I can only speak for myself, but I prefer to pay $20 for a meal and know everyone got a fair shake rather than $15 and know the staff could not pay their bills unless I left a tip. If service is exceptional I have no worries that everyone gets a fair shake and then some via a tip - but only when they deserve it.


#13

This has happened at (middle of the road and fine dining restaurants. Surely the fine dining would have enough in their charges to factor paying staff properly. If they don’t, I don’t understand why it needs to be the diner’s problem.


#14

Mostly they are not paying their staff past the bare minimum they have to and that is still the legal/proper rate of pay, just that the rate is inadequate. The businesses in large part want to maximise their profit for the owners and I still see signs indicating a 10 or 15% extra surcharge for public holidays and weekends (mostly introduced so they could help offset penalty rates in the past) when they no longer pay their staff penalty rates.

The reality is that we don’t have to give the restaurants that encourage tips our patronage and thus we can avoid paying any tip to the staff at a business that allows it’s staff to ask/require tips. By the same token if we dine at such a place we then can expect to be asked for a tip and should then consider paying one.


#15

Why should we expect to be asked to pay a tip and then must pay a tip?? The price for the meal including service is listed on the menu.
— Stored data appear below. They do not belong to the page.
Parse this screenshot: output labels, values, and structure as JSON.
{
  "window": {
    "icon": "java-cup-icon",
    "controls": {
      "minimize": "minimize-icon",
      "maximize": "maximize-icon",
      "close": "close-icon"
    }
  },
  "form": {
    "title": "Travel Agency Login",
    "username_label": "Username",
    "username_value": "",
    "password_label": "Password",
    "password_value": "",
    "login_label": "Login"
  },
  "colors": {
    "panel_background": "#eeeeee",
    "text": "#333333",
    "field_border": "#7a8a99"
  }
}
It’s offensive to be asked to pay more. However, if there was exceptional service (which ordinarily there isn’t) then I will choose to tip, without being pressured.


#16

We can choose to eat at a premises knowing that we may be asked for a tip or we can choose not to eat there, but we cannot be required to pay a tip. If it offends to be asked then that probably precludes eating at the establishment, if I was offended by being asked after the meal I would note my displeasure, not pay the tip and I would probably not attend there again. If I wished to eat there again I would know that I am going to be asked and I would not be offended by the request as I had been made aware of the conditions for eating there, but I might not still pay a tip.
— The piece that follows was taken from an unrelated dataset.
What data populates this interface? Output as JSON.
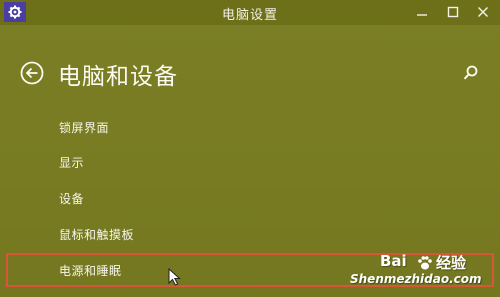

Of course the Menu could also be altered to indicate Tipping was encouraged but not required and I believe this is perfectly legal to do, but I may be corrected on this. The illegal act would be to require a tip.


#17

I am a put off by this item since it presumes a tipping culture, or minimally ‘sells’ tipping, however the comments on adding a tip to a card are instructive.


#18

No. Never.
Slightly OT but similar vein - Same applies for any other surcharges/etc - public holidays, credit card - anything additional - if it is clearly and obviously documented on the menu then it is my choice whether to pay, as I see the menu as the ‘price list’, the sales document if you will, and thats OK - I feel it is advertised properly. Any minuscule sign at the register or fine print inside the back cover of the menu is irrelevant. Had a local restaurant try hit me with a 4% credit card fee a couple of years ago - on the strength of a sign at the register that was literally the size of a business card that I was supposed to see on the way in … didn’t pay the fee. Haven’t been back.


#19

Several years ago my nephew worked for a coffee shop that never paid penalty rates.
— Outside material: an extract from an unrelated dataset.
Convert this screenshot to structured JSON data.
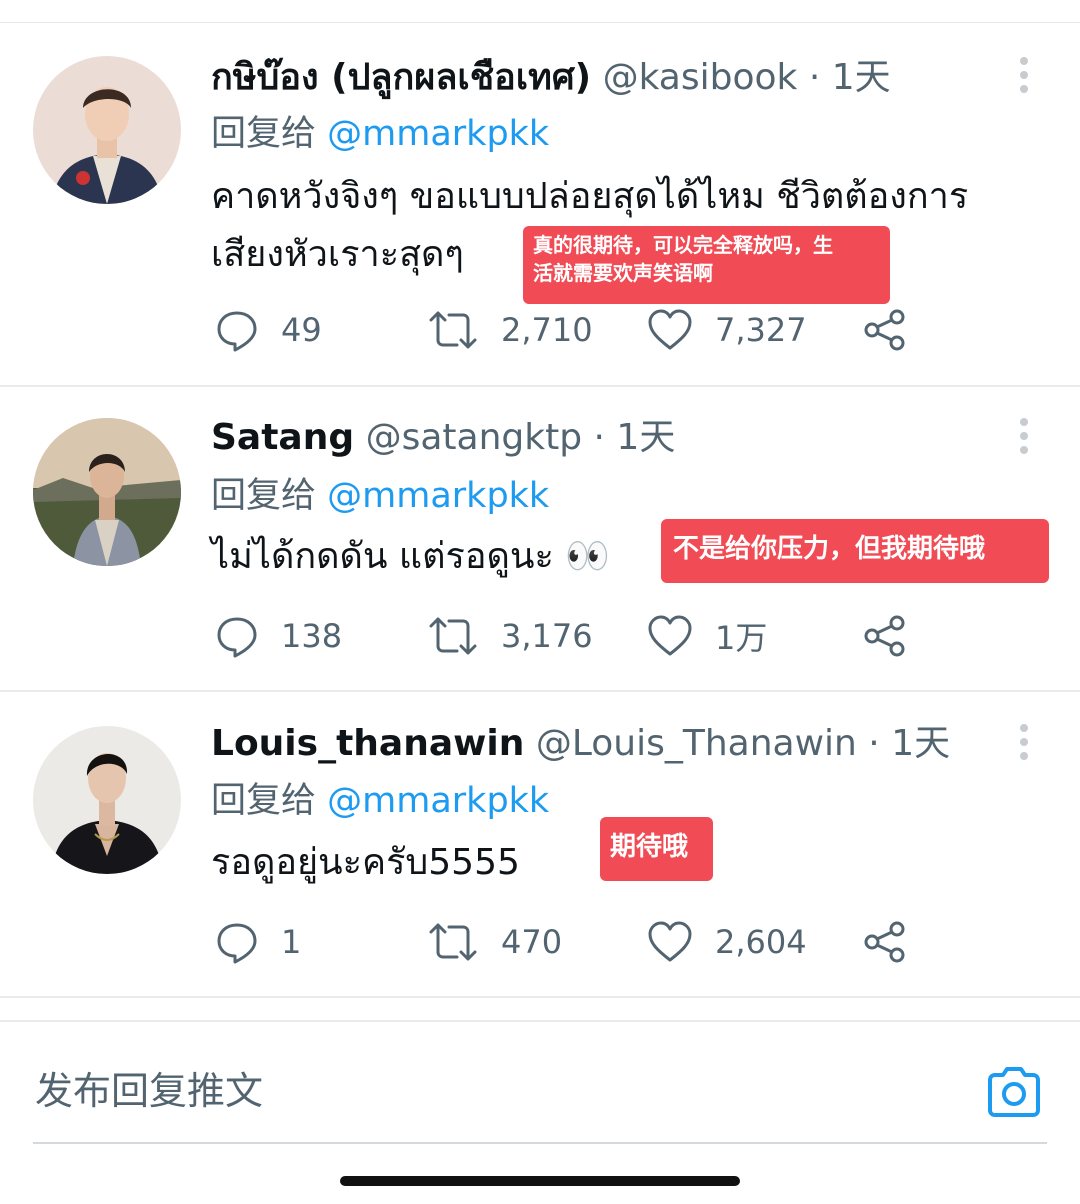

Seriously? You really have to be desperate to start jumping through the obstacles successive governments have placed in the way of unemployed people seeking entitlements. More importantly, Centrelink should not be picking up the tab when people are willing and able to work but are underpaid and insecure in their employment.

We should be reversing the increasing casualisation of the workforce, and looking to government policies that actually consider workers’ rights and not just employers. I would be unsurprised if some in the current government actively encouraged tipping as an excuse for lowering real wages even further.


#20

Why do you compare the wages to the US? compare it to eg. Switzerland, nobody there would work for the “money” paid in AUS! Australien waiters and hospitality are still lowest paid people in AUS. therefore a friendly or fast service deserves a tip anytime. But no tip by card, the money paid by card, goes to the owners bank account. I doubt strongly that it finds the way from there in to the pocket of the waitress!